– Moi, dit Fouquet avec un sourire, j’en connais une à dix pas d’ici.
Puis s’orientant:
– Oui, dit-il, c’est bien cela.
– Que vous êtes heureux d’avoir si bonne mémoire! dit Aramis en souriant à son tour; mais ne craignez-vous pas que, ne nous voyant pas reparaître, votre cocher ne croie que vous avons pris une route de retour et ne suive les voitures de la Cour?
– Oh! dit Fouquet, il n’y a pas de danger; quand je poste mon cocher et ma voiture à un endroit quelconque, il n’y a qu’un ordre exprès du roi qui puisse les faire déguerpir, et encore; d’ailleurs, il me semble que nous ne sommes pas les seuls qui nous soyons si fort avancés. J’entends des pas et un bruit de voix.
Et, en disant ces mots, Fouquet se retourna, ouvrant de sa canne une masse de feuillage qui lui masquait la route.
Le regard d’Aramis plongea en même temps que le sien par l’ouverture.
– Une femme! dit Aramis.
– Un homme! dit Fouquet.
– La Vallière!
– Le roi!
– Oh! oh! dit Aramis, est-ce que le roi aussi connaîtrait votre caverne? Cela ne m’étonnerait pas; il me paraît en commerce assez bien réglé avec les nymphes de Fontainebleau.
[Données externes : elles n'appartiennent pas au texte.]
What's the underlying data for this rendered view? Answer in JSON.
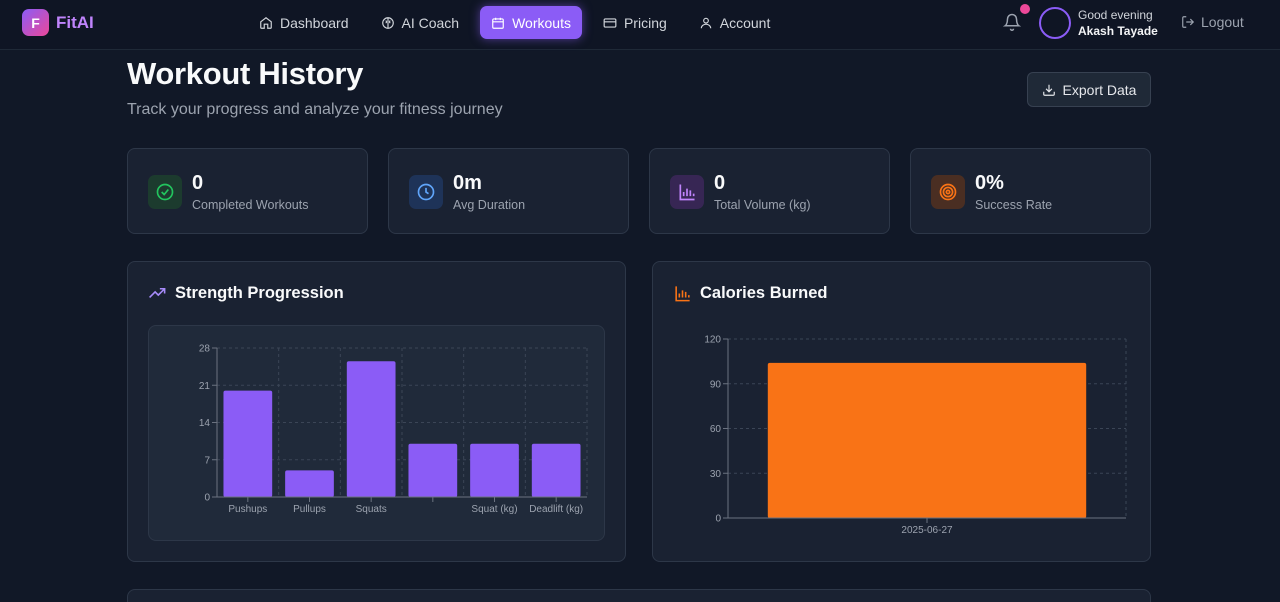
{
  "app": {
    "logo_letter": "F",
    "name": "FitAI"
  },
  "nav": {
    "items": [
      {
        "label": "Dashboard",
        "icon": "home-icon",
        "active": false
      },
      {
        "label": "AI Coach",
        "icon": "brain-icon",
        "active": false
      },
      {
        "label": "Workouts",
        "icon": "calendar-icon",
        "active": true
      },
      {
        "label": "Pricing",
        "icon": "credit-card-icon",
        "active": false
      },
      {
        "label": "Account",
        "icon": "user-icon",
        "active": false
      }
    ]
  },
  "user": {
    "greeting": "Good evening",
    "name": "Akash Tayade",
    "logout_label": "Logout",
    "has_notification": true
  },
  "header": {
    "title": "Workout History",
    "subtitle": "Track your progress and analyze your fitness journey",
    "export_label": "Export Data"
  },
  "stats": [
    {
      "value": "0",
      "label": "Completed Workouts",
      "icon": "check-circle-icon",
      "color": "#22c55e"
    },
    {
      "value": "0m",
      "label": "Avg Duration",
      "icon": "clock-icon",
      "color": "#3b82f6"
    },
    {
      "value": "0",
      "label": "Total Volume (kg)",
      "icon": "bar-chart-icon",
      "color": "#a855f7"
    },
    {
      "value": "0%",
      "label": "Success Rate",
      "icon": "target-icon",
      "color": "#f97316"
    }
  ],
  "colors": {
    "accent": "#8b5cf6",
    "bar_purple": "#8b5cf6",
    "bar_orange": "#f97316",
    "background": "#111827",
    "card": "#1a2232"
  },
  "chart_data": [
    {
      "type": "bar",
      "title": "Strength Progression",
      "categories": [
        "Pushups",
        "Pullups",
        "Squats",
        "",
        "Squat (kg)",
        "Deadlift (kg)"
      ],
      "values": [
        20,
        5,
        25.5,
        10,
        10,
        10
      ],
      "ylim": [
        0,
        28
      ],
      "yticks": [
        0,
        7,
        14,
        21,
        28
      ],
      "grid": true
    },
    {
      "type": "bar",
      "title": "Calories Burned",
      "categories": [
        "2025-06-27"
      ],
      "values": [
        104
      ],
      "ylim": [
        0,
        120
      ],
      "yticks": [
        0,
        30,
        60,
        90,
        120
      ],
      "grid": true
    }
  ]
}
– N’importe, dit Fouquet, gagnons-la toujours; s’il ne la connaît pas, nous verrons ce qu’il devient; s’il la connaît, comme elle a deux ouvertures, tandis qu’il entrera par l’une, nous sortirons par l’autre.
– Est-elle loin? demanda Aramis, voici la pluie qui filtre.
– Nous y sommes.
Fouquet écarta quelques branches, et l’on put apercevoir une excavation de roche que des bruyères, du lierre et une épaisse glandée cachaient entièrement.
Fouquet montra le chemin.
Aramis le suivit.
Au moment d’entrer dans la grotte, Aramis se retourna.
– Oh! oh! dit-il, les voilà qui entrent dans le bois les voilà qui se dirigent de ce côté.